Rod Dreher writes:
I saw recently a statistic saying that China today exports as much every six hours as it did in all of 1978, when Deng Xiaoping's revolutionary opening of China to the world started. Thirty years ago, would anyone have foreseen China as prosperous as it is today? And would anyone have predicted that so many Chinese would be turning to Christianity? NPR is reporting all week on China's Christianity boom. Why are so many Chinese accepting Christ? Excerpt:
In the past, she has left the village to work in Shanghai. She says her belief in Christ was a lifeline in the alien metropolis and her church acted as her family.
"Whether they know you or not, they treat you as a brother or sister," she says. "If you have troubles, they help out with money or material assistance or spiritual aid."
As China urbanizes and millions of rural migrants experience the social and economic dislocation of traveling to new cities, Christianity can provide them with an instant community.
Many believers sitting on the hard wooden benches of the village church are older. They tell stories of the rewards of faith and how prayer cured illnesses and ended beatings from husbands.
No one knows for sure how many Christians there are in China, which is still officially an atheist state. But most believe the real numbers far exceed the official estimate. Look at this:
Some recent surveys have calculated there could be as many as 100 million Chinese Protestants.
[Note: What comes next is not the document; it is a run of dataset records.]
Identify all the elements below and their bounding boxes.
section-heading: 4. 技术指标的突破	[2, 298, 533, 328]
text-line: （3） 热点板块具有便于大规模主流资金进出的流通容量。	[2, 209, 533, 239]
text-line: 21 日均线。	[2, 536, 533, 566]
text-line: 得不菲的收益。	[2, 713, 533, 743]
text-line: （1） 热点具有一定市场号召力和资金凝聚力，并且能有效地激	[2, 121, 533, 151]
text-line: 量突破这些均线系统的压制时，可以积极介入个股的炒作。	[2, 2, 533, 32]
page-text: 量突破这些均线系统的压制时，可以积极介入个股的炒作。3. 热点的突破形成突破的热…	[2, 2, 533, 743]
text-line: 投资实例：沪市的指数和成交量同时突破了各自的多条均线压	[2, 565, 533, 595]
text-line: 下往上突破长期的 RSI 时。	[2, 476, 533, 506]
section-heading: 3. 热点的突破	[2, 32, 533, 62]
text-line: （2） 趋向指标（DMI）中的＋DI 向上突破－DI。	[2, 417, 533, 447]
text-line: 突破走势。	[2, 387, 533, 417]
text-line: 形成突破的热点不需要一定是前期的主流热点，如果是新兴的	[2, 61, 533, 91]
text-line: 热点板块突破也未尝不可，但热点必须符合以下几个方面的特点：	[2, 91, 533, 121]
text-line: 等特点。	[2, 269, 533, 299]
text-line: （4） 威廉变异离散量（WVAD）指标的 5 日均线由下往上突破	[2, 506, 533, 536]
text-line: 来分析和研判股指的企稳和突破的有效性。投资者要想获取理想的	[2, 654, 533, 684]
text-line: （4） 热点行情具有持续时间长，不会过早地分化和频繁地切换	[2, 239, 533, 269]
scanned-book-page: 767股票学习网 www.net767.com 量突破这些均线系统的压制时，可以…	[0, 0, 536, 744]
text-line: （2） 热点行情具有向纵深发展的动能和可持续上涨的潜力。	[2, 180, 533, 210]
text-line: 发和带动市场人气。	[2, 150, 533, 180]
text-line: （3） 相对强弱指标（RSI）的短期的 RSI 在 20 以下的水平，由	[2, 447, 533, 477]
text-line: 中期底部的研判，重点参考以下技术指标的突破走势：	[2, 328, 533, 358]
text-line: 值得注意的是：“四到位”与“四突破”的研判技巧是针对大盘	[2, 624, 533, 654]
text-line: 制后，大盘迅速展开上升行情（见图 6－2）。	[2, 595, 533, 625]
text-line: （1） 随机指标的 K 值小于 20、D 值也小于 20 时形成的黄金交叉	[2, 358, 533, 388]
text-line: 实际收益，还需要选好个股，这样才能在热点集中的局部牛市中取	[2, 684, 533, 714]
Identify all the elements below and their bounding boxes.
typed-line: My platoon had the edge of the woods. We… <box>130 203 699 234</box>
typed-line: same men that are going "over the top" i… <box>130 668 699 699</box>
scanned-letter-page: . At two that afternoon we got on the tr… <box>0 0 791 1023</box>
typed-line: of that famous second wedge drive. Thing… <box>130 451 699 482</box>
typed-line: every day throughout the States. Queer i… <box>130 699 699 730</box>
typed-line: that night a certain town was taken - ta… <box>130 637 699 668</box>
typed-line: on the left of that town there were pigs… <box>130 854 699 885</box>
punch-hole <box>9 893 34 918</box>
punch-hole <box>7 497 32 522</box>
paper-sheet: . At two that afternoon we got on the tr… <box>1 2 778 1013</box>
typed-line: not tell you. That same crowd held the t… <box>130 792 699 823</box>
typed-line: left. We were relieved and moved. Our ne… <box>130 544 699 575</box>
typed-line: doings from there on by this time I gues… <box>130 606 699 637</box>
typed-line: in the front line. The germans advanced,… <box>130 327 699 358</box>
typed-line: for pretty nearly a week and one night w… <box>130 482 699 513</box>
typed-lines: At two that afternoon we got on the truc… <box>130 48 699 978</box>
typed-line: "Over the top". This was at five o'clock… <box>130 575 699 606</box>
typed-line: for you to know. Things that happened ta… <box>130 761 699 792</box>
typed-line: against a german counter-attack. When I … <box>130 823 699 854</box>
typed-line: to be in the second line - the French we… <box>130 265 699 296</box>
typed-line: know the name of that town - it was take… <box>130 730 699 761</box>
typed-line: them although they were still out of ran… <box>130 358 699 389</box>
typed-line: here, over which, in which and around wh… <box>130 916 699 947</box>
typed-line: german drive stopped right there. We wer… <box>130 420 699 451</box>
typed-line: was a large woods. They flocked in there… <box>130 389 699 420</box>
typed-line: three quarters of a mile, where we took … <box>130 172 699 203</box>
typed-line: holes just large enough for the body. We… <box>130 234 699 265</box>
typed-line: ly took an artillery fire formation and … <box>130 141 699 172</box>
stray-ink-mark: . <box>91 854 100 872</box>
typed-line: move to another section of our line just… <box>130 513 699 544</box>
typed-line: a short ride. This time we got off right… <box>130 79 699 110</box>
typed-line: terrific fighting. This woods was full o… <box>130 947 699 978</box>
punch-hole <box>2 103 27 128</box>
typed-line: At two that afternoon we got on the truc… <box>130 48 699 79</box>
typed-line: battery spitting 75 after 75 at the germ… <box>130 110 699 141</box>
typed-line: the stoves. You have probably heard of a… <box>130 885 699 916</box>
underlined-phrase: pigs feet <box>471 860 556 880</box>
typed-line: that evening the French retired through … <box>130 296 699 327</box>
That would mean that China has more Christians than Communist Party members, which now number 75 million.
Can you imagine? This might not technically qualify as a miracle, but it's miraculous all the same. And Chinese evangelists are growing in strength and boldness:
[Government leaders'] powers to govern religion do, however, seem to be waning. That seems clear in a rural village in eastern China, where young people are openly trying to gain converts in defiance of the laws prohibiting proselytizing in public places. ... China's youth once trundled across the countryside spreading communism. Now, they're spreading God's word.
Amazing. The Spirit blows where He wills. By the way, Dr. Fenggang Yang at Purdue leads a scholarly effort to track and to understand what's happening in China's religious life (not only Christianity in China), via his Center on Religion and Chinese Society. By the way.2, one of my favorite books is "Christ the Eternal Tao," a study by an Eastern Orthodox priest-monk of Taoist themes and concepts in the life and teachings of Jesus.
I must try and get hold of it.
China still makes things, builds things and mines things, putting the jobs, heat and light of her people first.
She is emerging from the gangster capitalism that always follows Communism by returning to her own culture, which is firmly centred on the family and the local community, which reveres tradition and ritual, which upholds government by moral rather than physical force, which affirms the Golden Rule, which is Agrarian and Distributist, which has barely started an external war in five thousand years, and which is especially open to completion by, in, through and as classical Christianity.
And she is like the Classical writers and the Church Fathers in that she takes Africa seriously, even going there to secure the food supply necessary for her to give up the extremely anti-Confucian one child policy.